Hemodialysis vascular access: variable thrombus-free survival in three subpopulations of black patients.

Hemodialysis vascular access-related problems account for most hospitalizations in chronic hemodialysis patients. Although some co-morbid risk factors for early fistula failures have been described, a great deal of unknown exists as to why access survival is favorable in some patients. In this longitudinal study, fistulae patency and thrombosis episodes were monitored from placement date in three groups of end-stage renal disease (ESRD) patients who have been on dialysis for > or =90 days. Thirty-six patients (29 male; 80%) with a mean age of 42+/-2 years were monitored. The groups consisted of eight patients with biopsy-confirmed focal segmental glomeruloscierosis (FSGS), 13 with acquired immunodeficiency syndrome-related nephropathy (human immunodeficiency virus [HIV]), and 15 with hypertensive ESRD (hypertensive nephrosclerosis [HTN]) who served as controls. Diabetics and patients aged > or =64 years were excluded. Twenty-five of 36 (69%) fistulae were prosthetic (AVG), while 11 (31%) were native (AVF). The FSGS group was more likely to have an AVG (87.5%), while 54% of the HIV group had an AVG. The thrombosis event rate was significantly greater among the FSGS patients (3/patient-year) than the HIV (0.15/patient-year) and HTN (0.5/patient-year) patients (P < 0.0001 and P < 0.002, respectively). The mean thrombosis-free duration for both AVG and AVF among the HIV and HTN groups were 318.5+/-17 days and 311.7+/-22.5 days, respectively.

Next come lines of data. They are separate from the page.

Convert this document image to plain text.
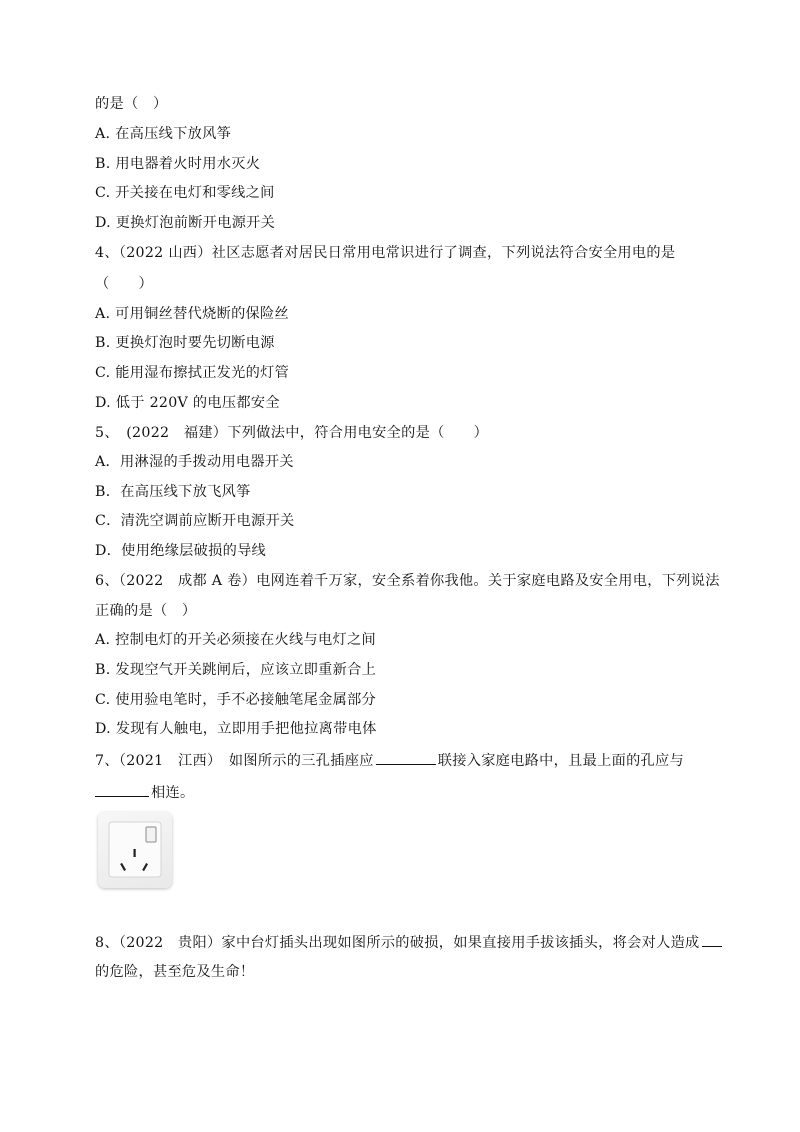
的是（　）
A. 在高压线下放风筝
B. 用电器着火时用水灭火
C. 开关接在电灯和零线之间
D. 更换灯泡前断开电源开关
4、（2022 山西）社区志愿者对居民日常用电常识进行了调查，下列说法符合安全用电的是
（　　）
A. 可用铜丝替代烧断的保险丝
B. 更换灯泡时要先切断电源
C. 能用湿布擦拭正发光的灯管
D. 低于 220V 的电压都安全
5、　(2022　福建）下列做法中，符合用电安全的是（　　）
A．用淋湿的手拨动用电器开关
B．在高压线下放飞风筝
C．清洗空调前应断开电源开关
D．使用绝缘层破损的导线
6、（2022　成都 A 卷）电网连着千万家，安全系着你我他。关于家庭电路及安全用电，下列说法
正确的是（　）
A. 控制电灯的开关必须接在火线与电灯之间
B. 发现空气开关跳闸后，应该立即重新合上
C. 使用验电笔时，手不必接触笔尾金属部分
D. 发现有人触电，立即用手把他拉离带电体
7、（2021　江西）　如图所示的三孔插座应	联接入家庭电路中，且最上面的孔应与
相连。
8、（2022　贵阳）家中台灯插头出现如图所示的破损，如果直接用手拔该插头，将会对人造成
的危险，甚至危及生命！
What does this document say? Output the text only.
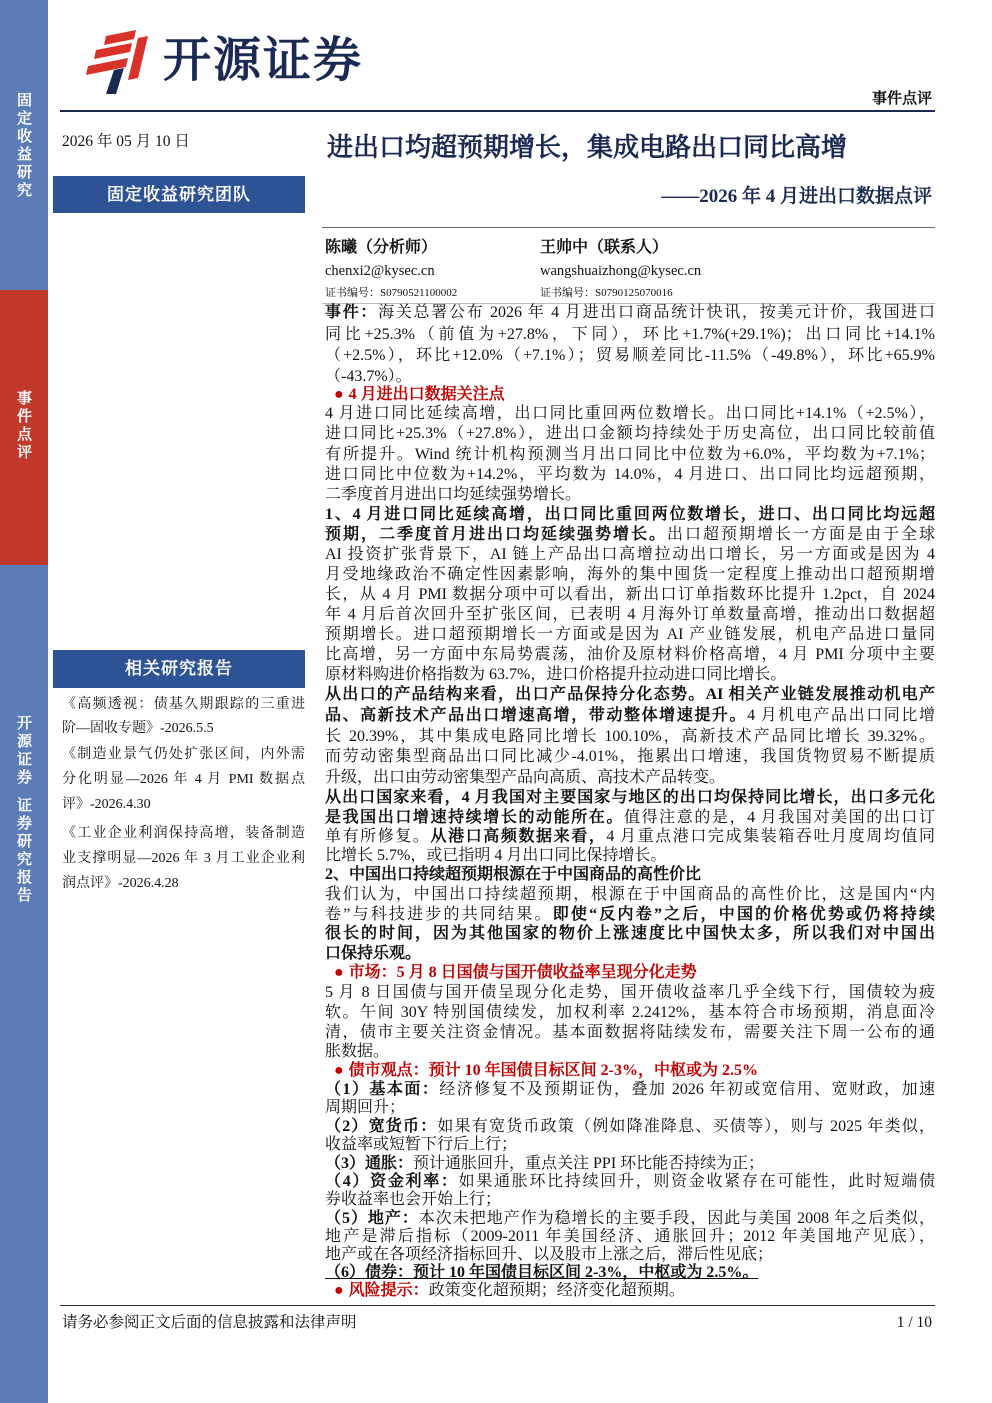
固定收益研究
事件点评
开源证券
证券研究报告
开源证券
事件点评
2026 年 05 月 10 日
固定收益研究团队
相关研究报告
《高频透视：债基久期跟踪的三重进
阶—固收专题》-2026.5.5
《制造业景气仍处扩张区间，内外需
分化明显—2026 年 4 月 PMI 数据点
评》-2026.4.30
《工业企业利润保持高增，装备制造
业支撑明显—2026 年 3 月工业企业利
润点评》-2026.4.28
进出口均超预期增长，集成电路出口同比高增
——2026 年 4 月进出口数据点评
陈曦（分析师）
chenxi2@kysec.cn
证书编号：S0790521100002
王帅中（联系人）
wangshuaizhong@kysec.cn
证书编号：S0790125070016
事件：海关总署公布 2026 年 4 月进出口商品统计快讯，按美元计价，我国进口
同比+25.3%（前值为+27.8%，下同），环比+1.7%(+29.1%)；出口同比+14.1%
（+2.5%），环比+12.0%（+7.1%）；贸易顺差同比-11.5%（-49.8%），环比+65.9%
（-43.7%）。
● 4 月进出口数据关注点
4 月进口同比延续高增，出口同比重回两位数增长。出口同比+14.1%（+2.5%），
进口同比+25.3%（+27.8%），进出口金额均持续处于历史高位，出口同比较前值
有所提升。Wind 统计机构预测当月出口同比中位数为+6.0%，平均数为+7.1%；
进口同比中位数为+14.2%，平均数为 14.0%，4 月进口、出口同比均远超预期，
二季度首月进出口均延续强势增长。
1、4 月进口同比延续高增，出口同比重回两位数增长，进口、出口同比均远超
预期，二季度首月进出口均延续强势增长。出口超预期增长一方面是由于全球
AI 投资扩张背景下，AI 链上产品出口高增拉动出口增长，另一方面或是因为 4
月受地缘政治不确定性因素影响，海外的集中囤货一定程度上推动出口超预期增
长，从 4 月 PMI 数据分项中可以看出，新出口订单指数环比提升 1.2pct，自 2024
年 4 月后首次回升至扩张区间，已表明 4 月海外订单数量高增，推动出口数据超
预期增长。进口超预期增长一方面或是因为 AI 产业链发展，机电产品进口量同
比高增，另一方面中东局势震荡，油价及原材料价格高增，4 月 PMI 分项中主要
原材料购进价格指数为 63.7%，进口价格提升拉动进口同比增长。
从出口的产品结构来看，出口产品保持分化态势。AI 相关产业链发展推动机电产
品、高新技术产品出口增速高增，带动整体增速提升。4 月机电产品出口同比增
长 20.39%，其中集成电路同比增长 100.10%，高新技术产品同比增长 39.32%。
而劳动密集型商品出口同比减少-4.01%，拖累出口增速，我国货物贸易不断提质
升级，出口由劳动密集型产品向高质、高技术产品转变。
从出口国家来看，4 月我国对主要国家与地区的出口均保持同比增长，出口多元化
是我国出口增速持续增长的动能所在。值得注意的是，4 月我国对美国的出口订
单有所修复。从港口高频数据来看，4 月重点港口完成集装箱吞吐月度周均值同
比增长 5.7%，或已指明 4 月出口同比保持增长。
2、中国出口持续超预期根源在于中国商品的高性价比
我们认为，中国出口持续超预期，根源在于中国商品的高性价比，这是国内“内
卷”与科技进步的共同结果。即使“反内卷”之后，中国的价格优势或仍将持续
很长的时间，因为其他国家的物价上涨速度比中国快太多，所以我们对中国出
口保持乐观。
● 市场：5 月 8 日国债与国开债收益率呈现分化走势
5 月 8 日国债与国开债呈现分化走势，国开债收益率几乎全线下行，国债较为疲
软。午间 30Y 特别国债续发，加权利率 2.2412%，基本符合市场预期，消息面冷
清，债市主要关注资金情况。基本面数据将陆续发布，需要关注下周一公布的通
胀数据。
● 债市观点：预计 10 年国债目标区间 2-3%，中枢或为 2.5%
（1）基本面：经济修复不及预期证伪，叠加 2026 年初或宽信用、宽财政，加速
周期回升；
（2）宽货币：如果有宽货币政策（例如降准降息、买债等），则与 2025 年类似，
收益率或短暂下行后上行；
（3）通胀：预计通胀回升，重点关注 PPI 环比能否持续为正；
（4）资金利率：如果通胀环比持续回升，则资金收紧存在可能性，此时短端债
券收益率也会开始上行；
（5）地产：本次未把地产作为稳增长的主要手段，因此与美国 2008 年之后类似，
地产是滞后指标（2009-2011 年美国经济、通胀回升；2012 年美国地产见底），
地产或在各项经济指标回升、以及股市上涨之后，滞后性见底；
（6）债券：预计 10 年国债目标区间 2-3%，中枢或为 2.5%。
● 风险提示：政策变化超预期；经济变化超预期。
请务必参阅正文后面的信息披露和法律声明	1 / 10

These were significantly greater than in the FSGS group (26.5+/-7 days; P < 0.0001). The cumulative 1-year patency rate for AVG among the HIV and HTN groups was 85% and 65%, respectively, while that of the FSGS group was 0%. Kaplan-Meier hazard analysis showed that all groups were at risk of access thrombosis as time progressed, but the FSGS group had the highest risk of access thrombosis, which began from the date of placement and increased exponentially with time. The increased thrombosis rate among the patients in the FSGS group correlated with their weight (R = 0.8, P = 0.003) and pre-ESRD 24-hour urinary protein excretion (R = 0.9, P = 0.001). The HIV status appeared to confer enhanced hemodialysis access survival. This may be related to the high rate of native fistulae placement and favorable vascular reactivity to shear stress. Accelerated atherosclerosis and small caliber vessels may be responsible for the poor fistulae outcome among the FSGS group. More studies will be necessary to further explore these findings.